Last month in remarks to the New York City Bar White Collar Crime Institute Deputy Attorney General Rod Rosenstein announced a new “anti-piling on” policy for global anti-corruption enforcement actions. This was the formal extension of the “one-pie” concept previously articulated in 2016 by Kara Brockmeyer, then-chief of the FCPA Unit at the SEC, and Daniel Kahn, (then and current) head of the Justice Department FCPA Unit.
The concept was that enforcement authorities were moving toward one total cost to anti-corruption violators that would be equitably split up by authorities where the corruption occurred or by the countries that had jurisdiction. Kahn noted that companies that self-disclosed to multiple regulators and extensively remediated, were more likely to garner credit with U.S. regulators for fines paid to overseas authorities. Now one-pie has morphed to anti-piling on and is enshrined in the U.S. Attorney’s Manual.
But both one-pie and anti-piling on were not gifts by the Justice Department. They both required certain actions by companies coming before the Justice Department. In recent remarks to the International Bar Association’s Anti-Corruption conference, Kahn said to obtain the benefits of anti-piling on, a company must not try to disclose anti-corruption violations piecemeal to regulators across the globe but must do so simultaneously and then cooperate with all the regulators. Kahn said, “We’ve had companies try to silo off various countries. That’s not going to be beneficial to the company at the end of the day. It results in a much worse resolution for the company and for us.”
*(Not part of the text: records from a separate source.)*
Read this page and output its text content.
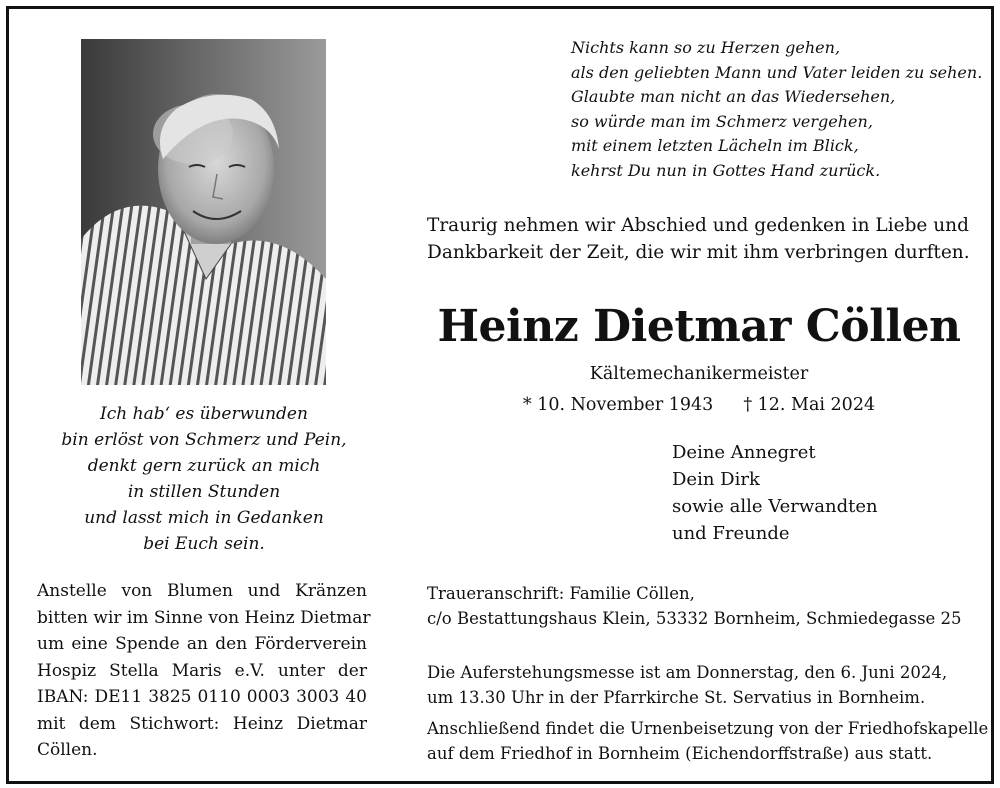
Ich hab‘ es überwunden
bin erlöst von Schmerz und Pein,
denkt gern zurück an mich
in stillen Stunden
und lasst mich in Gedanken
bei Euch sein.

Anstelle von Blumen und Kränzen
bitten wir im Sinne von Heinz Dietmar
um eine Spende an den Förderverein
Hospiz Stella Maris e.V. unter der
IBAN: DE11 3825 0110 0003 3003 40
mit dem Stichwort: Heinz Dietmar
Cöllen.

Nichts kann so zu Herzen gehen,
als den geliebten Mann und Vater leiden zu sehen.
Glaubte man nicht an das Wiedersehen,
so würde man im Schmerz vergehen,
mit einem letzten Lächeln im Blick,
kehrst Du nun in Gottes Hand zurück.

Traurig nehmen wir Abschied und gedenken in Liebe und
Dankbarkeit der Zeit, die wir mit ihm verbringen durften.
Heinz Dietmar Cöllen
Kältemechanikermeister
* 10. November 1943 † 12. Mai 2024
Deine Annegret
Dein Dirk
sowie alle Verwandten
und Freunde
Traueranschrift: Familie Cöllen,
c/o Bestattungshaus Klein, 53332 Bornheim, Schmiedegasse 25
Die Auferstehungsmesse ist am Donnerstag, den 6. Juni 2024,
um 13.30 Uhr in der Pfarrkirche St. Servatius in Bornheim.
Anschließend findet die Urnenbeisetzung von der Friedhofskapelle
auf dem Friedhof in Bornheim (Eichendorffstraße) aus statt.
The bottom line is that if company’s want the benefits of regulators cooperating with each other to keep fines and penalties to one set, they must cooperate with multiple regulators. Many had pointed to the Dutch company SBM Offshore as the poster child for regulatory whipsaw, first having paid Dutch authorities $240 million in fines and penalties and then 18 months later being assessed a penalty of $238 million by U.S. authorities. The reasons for these two sets of penalties is that SBM Offshore failed to disclose certain evidence to U.S. authorities, and it was only brought forward after the initial settlement with the Dutch authorities. Let’s face facts: To receive the benefits of no piling on, companies must fully disclose their conduct and cooperate with regulators across the globe.